Butler formed his first band, Fubar, at the age 14. Two years later, it would become the first incarnation of letlive. I ask him if his experiences, not to mention the social and political commentary permeating the corners of the music he was gravitating towards, meant that he always knew he wanted his band to make a statement. “Great question,” he replies. “I’m gonna be straight up with you. I wish I could say that I was like just having fun and playing with my friends, but no, it wasn’t like that. I knew what I wanted and how I wanted to be represented. From the very moment that letlive. started, I knew exactly what it was to be. To deviate from that would mean it had to stop; there’s no way it can continue on without exercising the idea that it started with, and that was this idea of freedom, an open forum to feel whatever you need to feel and are told you can’t feel. It’s about trying to be better, trying to feel different, trying to feel uncomfortable at times. Letlive. was a way for me to start feeling I was worth these sort of benefits and privileges that you get as a human being.”

“To me, the idea of subversion existed in punk and hip-hop,” he says. “They may dress a little differently, but it’s the same thing to me.” I think back to our first conversation on Back To The Future day, and the time-travelling 80s film suddenly seems like a good metaphor for where Butler and letlive. are currently at. In order to write the next chapter of the band’s career, Butler had to revisit those feelings of otherness that confused and infuriated him in the past. In turn, he recaptured the epiphany he had when he realised that finding his place in music, and, indeed, in the world, didn’t have to be decided by race or class. As a result, If I'm The Devil… sounds like the manifesto of a man who is aware that ideologies transcend musical genres.

“Freedom in a place where you’re not allowed to feel free?

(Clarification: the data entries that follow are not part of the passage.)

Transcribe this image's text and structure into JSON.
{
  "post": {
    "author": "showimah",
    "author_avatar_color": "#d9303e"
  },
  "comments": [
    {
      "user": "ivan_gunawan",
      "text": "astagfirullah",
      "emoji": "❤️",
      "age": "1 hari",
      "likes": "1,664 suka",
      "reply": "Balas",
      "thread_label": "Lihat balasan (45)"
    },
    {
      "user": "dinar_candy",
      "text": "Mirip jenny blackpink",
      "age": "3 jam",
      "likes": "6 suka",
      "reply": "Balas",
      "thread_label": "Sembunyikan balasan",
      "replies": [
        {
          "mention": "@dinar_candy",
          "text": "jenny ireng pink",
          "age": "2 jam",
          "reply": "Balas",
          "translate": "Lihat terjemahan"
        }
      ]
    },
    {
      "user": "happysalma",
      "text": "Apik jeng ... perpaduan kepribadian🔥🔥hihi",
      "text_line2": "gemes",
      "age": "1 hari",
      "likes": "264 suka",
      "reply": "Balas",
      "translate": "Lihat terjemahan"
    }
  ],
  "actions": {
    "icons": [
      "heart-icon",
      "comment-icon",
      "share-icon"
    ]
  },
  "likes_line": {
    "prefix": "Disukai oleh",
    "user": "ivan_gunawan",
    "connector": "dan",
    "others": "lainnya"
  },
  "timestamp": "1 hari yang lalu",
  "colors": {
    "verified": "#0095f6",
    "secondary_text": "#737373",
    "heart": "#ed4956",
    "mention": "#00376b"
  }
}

That is some dangerous and attractive and beautiful shit,” he says. “When you’re able to feel free for a moment in a world that tells you you should be in chains, that’s punk rock. I think this record is our best effort to open up the largest conversation that you could ever have with letlive. I feel like there’s a void of representation for different intersectional demographics – women, gays, people of colour – and in this record I would hope that, while empowering some to feel as though they finally have a voice or consideration in this subgenre of rock and roll, I’d also like for people who already have representation to consider the things being said on this record, because it affects all of us.”